India's current account deficit (CAD) widened sequentially to $9.2 billion—1.1% of gross domestic product—in the first quarter of the ongoing fiscal compared with $1.3 billion in the preceding quarter, data released by the Reserve Bank of India (RBI) showed.
CAD, however, narrowed on a yearly basis in the quarter ended June. In Q1 of FY23, CAD stood at $17.9 billion (2.1% of GDP).
The RBI says the widening of CAD on a quarter-on-quarter basis was primarily due to a higher trade deficit coupled with a lower surplus in net services and a decline in private transfer receipts.
Net services receipts decreased sequentially, primarily due to a decline in computer, travel and business services exports, though remained higher on a year-on-year (y-o-y) basis, it adds.
Private transfer receipts, mainly representing remittances by Indians employed overseas, moderated to $27.1 billion in Q1 FY24 from $28.6 billion in Q4 FY23 but witnessed an increase on a year-on-year basis.

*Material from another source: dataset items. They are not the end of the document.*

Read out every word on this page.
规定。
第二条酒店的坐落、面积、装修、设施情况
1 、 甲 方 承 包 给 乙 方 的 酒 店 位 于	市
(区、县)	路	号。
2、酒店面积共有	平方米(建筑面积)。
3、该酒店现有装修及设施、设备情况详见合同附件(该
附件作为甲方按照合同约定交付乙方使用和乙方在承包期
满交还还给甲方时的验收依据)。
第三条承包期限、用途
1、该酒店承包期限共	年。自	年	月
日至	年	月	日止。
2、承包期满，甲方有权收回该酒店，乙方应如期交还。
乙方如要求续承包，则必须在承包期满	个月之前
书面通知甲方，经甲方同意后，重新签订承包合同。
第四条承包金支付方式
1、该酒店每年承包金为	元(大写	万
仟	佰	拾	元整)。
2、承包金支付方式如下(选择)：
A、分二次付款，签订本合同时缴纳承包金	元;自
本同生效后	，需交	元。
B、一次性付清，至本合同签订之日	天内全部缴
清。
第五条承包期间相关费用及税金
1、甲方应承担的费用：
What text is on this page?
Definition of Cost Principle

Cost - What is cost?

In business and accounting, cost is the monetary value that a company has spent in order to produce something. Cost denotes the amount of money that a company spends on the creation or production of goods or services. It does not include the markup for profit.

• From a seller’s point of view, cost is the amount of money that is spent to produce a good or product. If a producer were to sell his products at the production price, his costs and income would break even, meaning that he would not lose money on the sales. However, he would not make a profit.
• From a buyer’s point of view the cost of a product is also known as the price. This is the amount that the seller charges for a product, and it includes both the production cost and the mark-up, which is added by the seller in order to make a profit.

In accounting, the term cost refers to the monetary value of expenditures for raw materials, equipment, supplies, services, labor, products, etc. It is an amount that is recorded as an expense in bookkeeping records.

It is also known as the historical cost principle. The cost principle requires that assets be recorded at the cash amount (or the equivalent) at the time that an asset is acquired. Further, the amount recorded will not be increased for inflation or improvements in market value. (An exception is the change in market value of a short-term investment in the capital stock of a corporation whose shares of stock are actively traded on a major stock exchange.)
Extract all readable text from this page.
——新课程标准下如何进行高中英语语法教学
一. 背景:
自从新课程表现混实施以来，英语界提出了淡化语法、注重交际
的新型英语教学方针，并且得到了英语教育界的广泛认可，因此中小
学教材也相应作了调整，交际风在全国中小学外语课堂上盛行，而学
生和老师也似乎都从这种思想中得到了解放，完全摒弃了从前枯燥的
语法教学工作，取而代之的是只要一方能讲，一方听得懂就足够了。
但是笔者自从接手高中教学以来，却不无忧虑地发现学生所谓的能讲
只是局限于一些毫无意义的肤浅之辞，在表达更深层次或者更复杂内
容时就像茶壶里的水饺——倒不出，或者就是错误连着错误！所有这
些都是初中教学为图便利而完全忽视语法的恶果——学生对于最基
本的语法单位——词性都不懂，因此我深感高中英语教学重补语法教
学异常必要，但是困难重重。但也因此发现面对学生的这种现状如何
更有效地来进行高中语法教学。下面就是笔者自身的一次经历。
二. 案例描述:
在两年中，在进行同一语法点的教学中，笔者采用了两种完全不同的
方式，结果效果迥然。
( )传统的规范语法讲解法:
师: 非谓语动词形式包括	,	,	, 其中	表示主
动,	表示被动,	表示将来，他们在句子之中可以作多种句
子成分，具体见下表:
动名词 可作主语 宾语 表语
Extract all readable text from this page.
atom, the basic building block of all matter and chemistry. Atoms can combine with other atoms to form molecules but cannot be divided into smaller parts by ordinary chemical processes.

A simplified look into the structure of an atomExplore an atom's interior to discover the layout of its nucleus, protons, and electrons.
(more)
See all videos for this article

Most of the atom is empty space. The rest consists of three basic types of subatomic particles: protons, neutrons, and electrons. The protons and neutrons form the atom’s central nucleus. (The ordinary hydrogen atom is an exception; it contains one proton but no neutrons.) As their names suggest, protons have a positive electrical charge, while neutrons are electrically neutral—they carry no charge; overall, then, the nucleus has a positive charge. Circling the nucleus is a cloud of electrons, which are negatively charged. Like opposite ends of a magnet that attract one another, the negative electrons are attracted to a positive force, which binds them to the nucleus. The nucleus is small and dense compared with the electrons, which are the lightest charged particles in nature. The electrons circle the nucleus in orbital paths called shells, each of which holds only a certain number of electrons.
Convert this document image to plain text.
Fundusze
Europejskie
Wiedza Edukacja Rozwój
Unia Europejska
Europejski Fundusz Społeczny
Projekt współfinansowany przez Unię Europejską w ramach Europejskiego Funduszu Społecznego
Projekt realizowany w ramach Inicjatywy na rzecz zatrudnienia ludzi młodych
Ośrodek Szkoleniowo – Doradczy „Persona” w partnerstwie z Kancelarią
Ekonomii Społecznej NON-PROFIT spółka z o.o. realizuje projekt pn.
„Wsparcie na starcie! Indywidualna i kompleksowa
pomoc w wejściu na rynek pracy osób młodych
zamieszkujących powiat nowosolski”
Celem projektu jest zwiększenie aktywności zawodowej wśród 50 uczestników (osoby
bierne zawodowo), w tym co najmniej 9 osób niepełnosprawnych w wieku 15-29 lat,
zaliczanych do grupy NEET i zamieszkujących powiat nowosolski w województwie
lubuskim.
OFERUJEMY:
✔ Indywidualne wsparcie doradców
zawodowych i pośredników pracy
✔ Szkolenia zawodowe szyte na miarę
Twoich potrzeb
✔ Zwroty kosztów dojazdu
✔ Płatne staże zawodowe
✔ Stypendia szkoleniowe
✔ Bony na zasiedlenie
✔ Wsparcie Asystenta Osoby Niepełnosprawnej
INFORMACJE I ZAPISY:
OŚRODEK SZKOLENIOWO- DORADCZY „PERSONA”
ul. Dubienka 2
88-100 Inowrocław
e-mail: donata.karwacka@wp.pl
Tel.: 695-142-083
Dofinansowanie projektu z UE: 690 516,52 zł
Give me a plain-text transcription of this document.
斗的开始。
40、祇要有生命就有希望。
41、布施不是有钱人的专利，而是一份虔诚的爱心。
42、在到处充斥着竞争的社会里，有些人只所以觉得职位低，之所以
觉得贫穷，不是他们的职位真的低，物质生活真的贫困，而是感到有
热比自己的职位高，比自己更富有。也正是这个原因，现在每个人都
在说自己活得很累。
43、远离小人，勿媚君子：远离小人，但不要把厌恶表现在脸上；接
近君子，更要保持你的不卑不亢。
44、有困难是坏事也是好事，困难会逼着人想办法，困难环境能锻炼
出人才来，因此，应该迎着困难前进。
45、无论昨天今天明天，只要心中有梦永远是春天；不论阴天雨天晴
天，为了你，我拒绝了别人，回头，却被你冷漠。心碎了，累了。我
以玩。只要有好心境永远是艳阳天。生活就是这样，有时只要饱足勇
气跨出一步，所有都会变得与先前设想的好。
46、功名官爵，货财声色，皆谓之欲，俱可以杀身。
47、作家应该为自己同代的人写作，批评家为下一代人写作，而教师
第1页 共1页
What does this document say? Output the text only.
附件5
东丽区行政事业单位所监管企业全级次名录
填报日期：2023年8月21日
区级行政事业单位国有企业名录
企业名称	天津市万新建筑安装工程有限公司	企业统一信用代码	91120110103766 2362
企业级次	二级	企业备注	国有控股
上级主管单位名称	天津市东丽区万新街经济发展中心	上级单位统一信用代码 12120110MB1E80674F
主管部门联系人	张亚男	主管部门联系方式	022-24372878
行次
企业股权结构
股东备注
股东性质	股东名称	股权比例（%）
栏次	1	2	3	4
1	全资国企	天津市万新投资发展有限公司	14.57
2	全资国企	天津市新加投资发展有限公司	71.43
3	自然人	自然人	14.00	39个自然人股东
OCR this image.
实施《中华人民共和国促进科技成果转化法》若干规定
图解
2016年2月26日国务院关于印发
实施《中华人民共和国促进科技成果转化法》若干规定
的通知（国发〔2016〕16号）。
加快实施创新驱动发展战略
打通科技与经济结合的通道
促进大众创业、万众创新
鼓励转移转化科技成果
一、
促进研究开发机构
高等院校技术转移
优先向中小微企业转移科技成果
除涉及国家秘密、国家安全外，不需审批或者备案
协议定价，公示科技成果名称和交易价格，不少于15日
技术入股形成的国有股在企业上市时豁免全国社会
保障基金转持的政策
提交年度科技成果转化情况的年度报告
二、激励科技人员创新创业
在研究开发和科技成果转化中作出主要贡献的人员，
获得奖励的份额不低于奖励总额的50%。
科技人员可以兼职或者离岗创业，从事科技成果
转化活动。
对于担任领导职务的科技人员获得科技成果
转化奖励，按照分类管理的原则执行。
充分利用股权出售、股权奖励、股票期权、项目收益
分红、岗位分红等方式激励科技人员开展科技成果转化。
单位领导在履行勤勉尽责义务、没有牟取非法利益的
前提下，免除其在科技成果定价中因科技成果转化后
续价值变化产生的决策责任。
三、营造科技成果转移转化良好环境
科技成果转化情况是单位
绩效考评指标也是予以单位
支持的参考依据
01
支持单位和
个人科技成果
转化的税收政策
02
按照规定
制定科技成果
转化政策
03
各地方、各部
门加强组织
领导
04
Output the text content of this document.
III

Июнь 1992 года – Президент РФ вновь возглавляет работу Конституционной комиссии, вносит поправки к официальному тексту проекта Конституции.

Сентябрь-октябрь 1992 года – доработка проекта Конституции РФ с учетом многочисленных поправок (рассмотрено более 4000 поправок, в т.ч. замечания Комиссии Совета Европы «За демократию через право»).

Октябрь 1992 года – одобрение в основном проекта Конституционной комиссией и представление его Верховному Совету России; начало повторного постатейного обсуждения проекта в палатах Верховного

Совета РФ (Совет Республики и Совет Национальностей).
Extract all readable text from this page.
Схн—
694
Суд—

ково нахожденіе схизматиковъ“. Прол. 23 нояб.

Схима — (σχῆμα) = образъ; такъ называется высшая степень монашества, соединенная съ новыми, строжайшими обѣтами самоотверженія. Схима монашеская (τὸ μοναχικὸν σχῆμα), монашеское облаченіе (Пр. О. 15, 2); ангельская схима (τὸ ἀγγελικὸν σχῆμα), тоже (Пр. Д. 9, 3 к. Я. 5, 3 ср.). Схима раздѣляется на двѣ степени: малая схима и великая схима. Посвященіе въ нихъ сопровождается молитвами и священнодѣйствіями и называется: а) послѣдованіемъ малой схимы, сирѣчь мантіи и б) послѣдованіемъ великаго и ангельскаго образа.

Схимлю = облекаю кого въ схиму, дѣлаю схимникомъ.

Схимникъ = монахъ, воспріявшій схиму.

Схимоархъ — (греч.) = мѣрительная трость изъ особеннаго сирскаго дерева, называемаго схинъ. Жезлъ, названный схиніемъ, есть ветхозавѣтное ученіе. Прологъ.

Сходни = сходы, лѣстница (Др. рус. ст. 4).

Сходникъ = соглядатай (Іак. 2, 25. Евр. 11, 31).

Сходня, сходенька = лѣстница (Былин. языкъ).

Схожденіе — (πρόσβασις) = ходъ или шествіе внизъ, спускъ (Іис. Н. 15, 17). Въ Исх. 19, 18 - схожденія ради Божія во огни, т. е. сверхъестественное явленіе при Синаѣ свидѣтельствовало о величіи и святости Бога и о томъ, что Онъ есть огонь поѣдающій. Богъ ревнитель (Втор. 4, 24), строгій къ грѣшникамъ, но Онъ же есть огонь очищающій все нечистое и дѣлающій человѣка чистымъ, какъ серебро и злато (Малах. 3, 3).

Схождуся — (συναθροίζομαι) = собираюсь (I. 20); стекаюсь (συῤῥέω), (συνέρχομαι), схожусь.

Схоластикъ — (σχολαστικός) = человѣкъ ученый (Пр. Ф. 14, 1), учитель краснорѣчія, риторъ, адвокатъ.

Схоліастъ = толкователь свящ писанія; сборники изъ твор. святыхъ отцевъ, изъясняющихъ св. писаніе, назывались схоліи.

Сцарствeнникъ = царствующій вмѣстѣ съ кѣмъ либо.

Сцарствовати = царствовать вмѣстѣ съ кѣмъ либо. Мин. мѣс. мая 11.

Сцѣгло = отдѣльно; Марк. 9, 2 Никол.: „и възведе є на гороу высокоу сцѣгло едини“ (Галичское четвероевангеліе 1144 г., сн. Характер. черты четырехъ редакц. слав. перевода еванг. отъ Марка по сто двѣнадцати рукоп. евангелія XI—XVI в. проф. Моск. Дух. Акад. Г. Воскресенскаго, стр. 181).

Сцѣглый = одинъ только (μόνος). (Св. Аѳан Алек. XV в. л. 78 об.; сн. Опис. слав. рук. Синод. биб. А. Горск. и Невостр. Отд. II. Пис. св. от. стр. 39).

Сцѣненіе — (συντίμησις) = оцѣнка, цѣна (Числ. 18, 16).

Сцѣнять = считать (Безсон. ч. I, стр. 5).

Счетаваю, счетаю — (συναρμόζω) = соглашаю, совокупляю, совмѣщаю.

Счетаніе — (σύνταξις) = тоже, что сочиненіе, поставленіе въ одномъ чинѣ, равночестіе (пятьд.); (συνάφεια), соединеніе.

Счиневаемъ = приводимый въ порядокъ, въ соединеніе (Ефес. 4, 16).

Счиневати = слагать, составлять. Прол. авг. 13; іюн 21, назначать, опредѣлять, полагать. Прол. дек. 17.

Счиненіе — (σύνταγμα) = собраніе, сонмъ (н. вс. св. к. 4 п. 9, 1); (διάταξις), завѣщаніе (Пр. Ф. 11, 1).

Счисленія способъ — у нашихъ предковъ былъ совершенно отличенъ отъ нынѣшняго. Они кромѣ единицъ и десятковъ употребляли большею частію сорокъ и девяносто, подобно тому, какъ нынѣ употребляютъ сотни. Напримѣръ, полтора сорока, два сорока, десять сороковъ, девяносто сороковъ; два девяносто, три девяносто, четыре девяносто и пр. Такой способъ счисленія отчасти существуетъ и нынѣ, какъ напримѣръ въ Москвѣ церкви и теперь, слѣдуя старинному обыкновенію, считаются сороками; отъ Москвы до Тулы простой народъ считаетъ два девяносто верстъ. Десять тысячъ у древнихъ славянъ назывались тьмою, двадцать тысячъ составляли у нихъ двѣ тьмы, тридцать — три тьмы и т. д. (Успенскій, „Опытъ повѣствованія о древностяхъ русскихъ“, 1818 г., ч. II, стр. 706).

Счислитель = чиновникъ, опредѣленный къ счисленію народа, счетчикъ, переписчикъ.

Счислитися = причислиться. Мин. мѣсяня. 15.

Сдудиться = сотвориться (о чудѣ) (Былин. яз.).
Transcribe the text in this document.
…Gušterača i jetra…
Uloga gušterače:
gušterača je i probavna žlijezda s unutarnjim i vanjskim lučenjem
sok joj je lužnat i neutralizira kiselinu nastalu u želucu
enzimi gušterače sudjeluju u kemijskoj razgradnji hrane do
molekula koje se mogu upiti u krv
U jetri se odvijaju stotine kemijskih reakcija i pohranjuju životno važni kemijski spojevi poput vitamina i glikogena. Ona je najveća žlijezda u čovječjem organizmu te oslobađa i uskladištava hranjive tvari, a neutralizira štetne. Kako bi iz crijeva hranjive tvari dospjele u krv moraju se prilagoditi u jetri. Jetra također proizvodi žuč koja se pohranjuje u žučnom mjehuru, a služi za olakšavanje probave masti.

Net outgo on the income account, primarily reflecting payments of investment income, declined to $10.6 billion in the April-June quarter from $12.6 billion in Q4 FY23, though higher than a year ago.
In the financial account, net foreign direct investment decreased to $5.1 billion in Q1 FY24 from $13.4 billion a year ago. Net foreign portfolio investment recorded inflows of $15.7 billion as against net outflows of $14.6 billion in Q1 FY23.
Net external commercial borrowings to India recorded an inflow of $5.6 billion in Q1 FY24 as against an outflow of $2.9 billion a year ago.
Non-resident deposits recorded net inflows of $2.2 billion as compared with $0.3 billion in Q1 FY23.
The central bank also released data on India’s June-end International Investment Position.
Net claims of non-residents in India increased by $12.1 billion during the first quarter and stood at $379.7 billion at the end of June 2023. The rise in net claims of non-residents during the quarter was on account of a rise in foreign-owned financial assets in India ($36.2 billion) when compared with Indian residents’ overseas financial assets ($24.1 billion), the RBI data shows.
An increase in reserve assets of $16.6 billion was the largest contributor to the rise in Indian residents’ foreign assets during April-June 2023, followed by direct investment, loans and trade credit, the banking regulator says.
Inward portfolio investment of $15 billion and foreign direct investment $8.9 billion together accounted for two-thirds of the rise in foreign liabilities of Indian residents, the RBI says.
At the end of June 2023, India's external debt was placed at $629.1 billion, recording an increase of $4.7 billion over its level at the end of March 2023.
The external debt to GDP ratio declined to 18.6% at the end of June 2023 from 18.8% at the end of March 2023. US dollar-denominated debt remained the largest component of India’s external debt, with a share of 54.4% at the end of June 2023, followed by debt denominated in the Indian rupee (30.4%), SDR (5.9%), yen (5.7%), and the euro (3.0%).